The UAE-based group is concerned about legal exposure that could emerge from the Financial Conduct Authority’s investigation into Aberdeen-based Wood, which was announced last month, according to people familiar with the matter. 

Sidara made a nonbinding conditional proposal in April to buy the crisis-hit company for £242mn, or 35 pence a share, and has until July 28 to make a firm offer, walk away or get an extension. The deadline has already been extended several times.

It is not clear by how much Sidara might reduce the price, if it does make a firm offer. The privately held group, which comprises a network of engineering and design companies, is also frustrated about the time it is taking Wood to file its accounts for 2024, people familiar with the matter said.

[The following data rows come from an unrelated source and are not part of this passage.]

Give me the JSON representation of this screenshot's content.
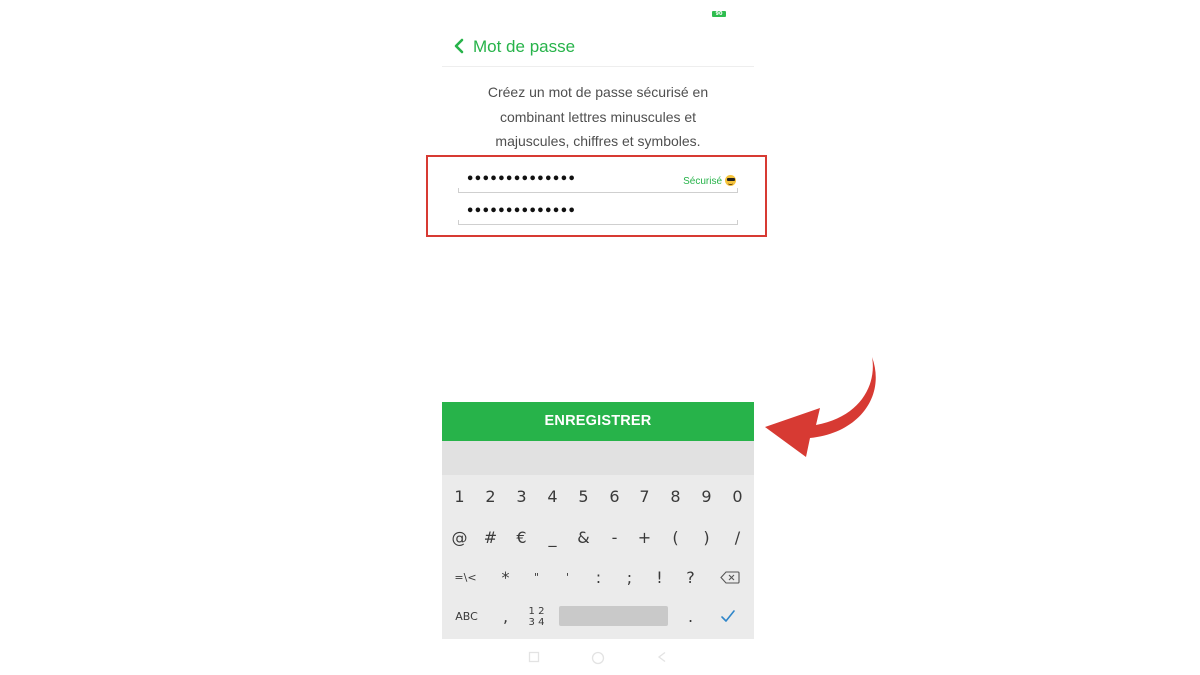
{
  "status_bar": {
    "battery_label": "90"
  },
  "header": {
    "title": "Mot de passe"
  },
  "instructions": "Créez un mot de passe sécurisé en combinant lettres minuscules et majuscules, chiffres et symboles.",
  "password_fields": [
    {
      "value": "••••••••••••••",
      "strength_label": "Sécurisé"
    },
    {
      "value": "••••••••••••••"
    }
  ],
  "save_button": {
    "label": "ENREGISTRER"
  },
  "keyboard": {
    "row1": [
      "1",
      "2",
      "3",
      "4",
      "5",
      "6",
      "7",
      "8",
      "9",
      "0"
    ],
    "row2": [
      "@",
      "#",
      "€",
      "_",
      "&",
      "-",
      "+",
      "(",
      ")",
      "/"
    ],
    "row3": [
      "=\\<",
      "*",
      "\"",
      "'",
      ":",
      ";",
      "!",
      "?"
    ],
    "row4": {
      "abc": "ABC",
      "comma": ",",
      "num_top": "1 2",
      "num_bottom": "3 4",
      "period": "."
    }
  },
  "colors": {
    "accent": "#27b34a",
    "highlight": "#d73a33"
  },
  "icons": [
    "back-icon",
    "emoji-icon",
    "backspace-icon",
    "check-icon",
    "nav-recents-icon",
    "nav-home-icon",
    "nav-back-icon",
    "curved-arrow-icon"
  ]
}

Wood’s shares have been suspended since April because of the delay in publishing the accounts. Sidara has made publication of the accounts a condition of any firm offer.

Any reduction in the price of the potential takeover would be a further blow for Wood, which handles oil and gas as well as mining projects around the world, led by chief executive Ken Gilmartin and chair Roy Franklin.  

The board said in April it would be minded to recommend to shareholders Sidara’s £242mn takeover, which includes the UAE buyer possibly injecting $450mn into the company.

The company rejected several far higher proposals from Sidara last year, arguing they undervalued the company before the UAE group eventually walked away from a £1.5bn offer. Wood’s share price has subsequently plummeted amid regular bad news.

The FCA investigation, which Wood announced in June, covers the period from January 1 2023 to November 7 2024 and follows an independent review by Deloitte. 

Wood commissioned the review into its projects division last year after “dialogue” with its auditor KPMG. It said in March that following the review it had uncovered “material weaknesses and failures in the group’s financial culture”. 

These included “inappropriate management pressure and override to maintain previously reported positions” and “information being inappropriately withheld from, and unreliable information being provided to, Wood’s auditors”.

Wood has said it will need to restate accounts for 2022 and 2023 in the wake of the Deloitte review.

At the time of suspension of its shares, Wood’s market capitalisation was £127mn, down from a peak of £5.3bn in 2018. 

The company expanded rapidly in 2017 when it paid £2.2bn for rival Amec Foster Wheeler, but has since struggled with high debts and low cash flow.

Wood and Sidara declined to comment.